Wieder vereint!!!

Endlich!!! Seabridge hatte uns mitgeteilt, dass das Schiff mit Fix und Boxi an Bord am 16. November im Hamburger Hafen einlaufen würde und wir unser Gespann am Freitag, den 18. November aus dem Hafen holen könnten. Wir glaubten das noch nicht so recht, hatte dieses Schiff doch (wie das auf der Hinfahrt im Mai auch schon) mal wieder ein paar Kursänderungen vorgenommen und war, anstatt nach der Atlantiküberquerung direkt Hamburg anzulaufen, erst noch nach Göteborg gefahren.
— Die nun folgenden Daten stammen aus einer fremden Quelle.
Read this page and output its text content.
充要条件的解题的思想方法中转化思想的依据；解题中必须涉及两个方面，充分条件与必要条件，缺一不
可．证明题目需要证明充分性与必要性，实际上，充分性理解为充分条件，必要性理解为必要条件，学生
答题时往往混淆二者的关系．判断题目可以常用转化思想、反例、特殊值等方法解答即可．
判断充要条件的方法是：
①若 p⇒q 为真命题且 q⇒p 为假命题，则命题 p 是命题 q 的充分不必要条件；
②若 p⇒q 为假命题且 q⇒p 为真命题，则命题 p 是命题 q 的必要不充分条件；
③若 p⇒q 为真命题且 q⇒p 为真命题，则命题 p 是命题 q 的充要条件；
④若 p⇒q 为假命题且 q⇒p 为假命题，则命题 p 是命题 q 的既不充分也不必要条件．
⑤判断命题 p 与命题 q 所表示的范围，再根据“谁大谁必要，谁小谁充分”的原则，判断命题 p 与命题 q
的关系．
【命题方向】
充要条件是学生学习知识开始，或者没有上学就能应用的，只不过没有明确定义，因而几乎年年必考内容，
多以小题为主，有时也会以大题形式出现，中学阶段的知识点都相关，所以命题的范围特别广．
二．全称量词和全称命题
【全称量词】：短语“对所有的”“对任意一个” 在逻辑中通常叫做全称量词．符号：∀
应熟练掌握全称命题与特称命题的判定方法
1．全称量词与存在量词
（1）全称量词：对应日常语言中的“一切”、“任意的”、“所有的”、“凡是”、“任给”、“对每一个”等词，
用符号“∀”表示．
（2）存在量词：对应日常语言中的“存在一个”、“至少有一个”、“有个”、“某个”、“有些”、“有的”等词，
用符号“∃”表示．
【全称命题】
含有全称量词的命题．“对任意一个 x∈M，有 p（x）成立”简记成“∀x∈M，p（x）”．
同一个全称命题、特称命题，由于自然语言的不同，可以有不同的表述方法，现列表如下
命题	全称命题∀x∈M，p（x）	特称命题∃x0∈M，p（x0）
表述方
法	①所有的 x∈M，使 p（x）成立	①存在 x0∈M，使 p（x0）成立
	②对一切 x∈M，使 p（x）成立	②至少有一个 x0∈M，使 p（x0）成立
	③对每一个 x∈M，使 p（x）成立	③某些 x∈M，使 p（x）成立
Laut “Marine Traffic” konnten wir dann aber feststellen, dass die Atlantic Cartier tatsächlich am 16. um 03:17 in Hamburg angekommen war. Schon am nächsten Tag legte sie wieder ab und wir konnten nur hoffen, dass Fix und Boxi abgeladen worden waren, möglichst unversehrt! Am 20. Oktober hatten wir die beiden im Hafen von Halifax abgegeben und erst nach 29 (!!!) Tagen konnten wir sie wieder im Empfang nehmen. Das ist verdammt lange, bzw. doppelt so lange wie bei anderen Schiffen, die Halifax – Hamburg direkt in 14 Tagen fahren. Die Wartezeit ist uns dann doch etwas lang geworden und so waren wir froh, als wir am Freitag endlich zum Hamburger Hafen fahren konnten. Die letzten Tage hatten wir in Kaltenkirchen auf dem Stellplatz an der HolstenTherme gestanden (40-50 Plätze, 4 durch Strauchwerk getrennte Areale, Parken hintereinander, kostenfrei, 8 Stromsteckdosen 50 Cent/kW, V/E in der nächsten Seitenstraße, Stadtmitte ca. 15 Gehminuten, Penny und das American Diner “Seven” 200m).

American DinerAmerican DinerKaltenkirchen

Von 11-12 Uhr ist im Hafen Mittagspause. Wir wollten also den Zug um kurz nach 10 nehmen, der 100m neben dem Stellplatz hält. Da wir früh dran waren, dachten wir, dass wir auch noch einen Zug früher kriegen würden, hatten aber übersehen, dass der nur vom Hauptbahnhof aus fährt! Also standen wir eine halbe Stunde auf dem Bahnsteig dumm rum. Zum Glück war es trocken und nicht mehr so kalt wie die Tage vorher.

Für uns sehr früh!Stellplatz HolstenThermeStreckennetz HVVAuf dem Weg nach Hamburg

In Eidelstedt mussten wir in die S-Bahn umsteigen und in Vettel stiegen wir wieder aus. Zu Fuß ist es bis zum Terminal O’swaldkai eine Viertelstunde und pünktlich eine Minute nach 12 waren wir dort. Der Ablauf war derselbe wie bei der Ablieferung, man zieht eine Nummer am Ticketautomaten (D = Fahrzeug) und wartet, bis diese Nummer im Anzeigedisplay erscheint. Dann geht es eine Etage höher zum Abfertigungsschalter. Dort wurde uns erklärt, dass wir nach der Auslieferung des Fahrzeuges dreimal rechtsrum zum Zollgebäude fahren müssen. Uschis Reisepass wurde einbehalten, den könnten wir, wenn beim Zoll alles erledigt sei, bei ihm wieder abholen.

O'swaldkaiTicket

Ab jetzt durfte nur wieder Uschi (als Halter des Fahrzeuges) in das Hafengelände, mit Warnweste. Sie wurde am Eingang abgeholt und zu Fix und Boxi gefahren, ich setzte mich in den Aufenthaltsraum. Im Hafen ist fotografieren strengstens verboten, im Mai waren wir schon angeraunzt worden, weil wir das O’swaldkaigebäude von außen geknipst hatten und mussten das Foto löschen! 15 Minuten später war Uschi mit etwas schmutzigen, aber zum Glück unversehrten Fix und Boxi schon wieder da.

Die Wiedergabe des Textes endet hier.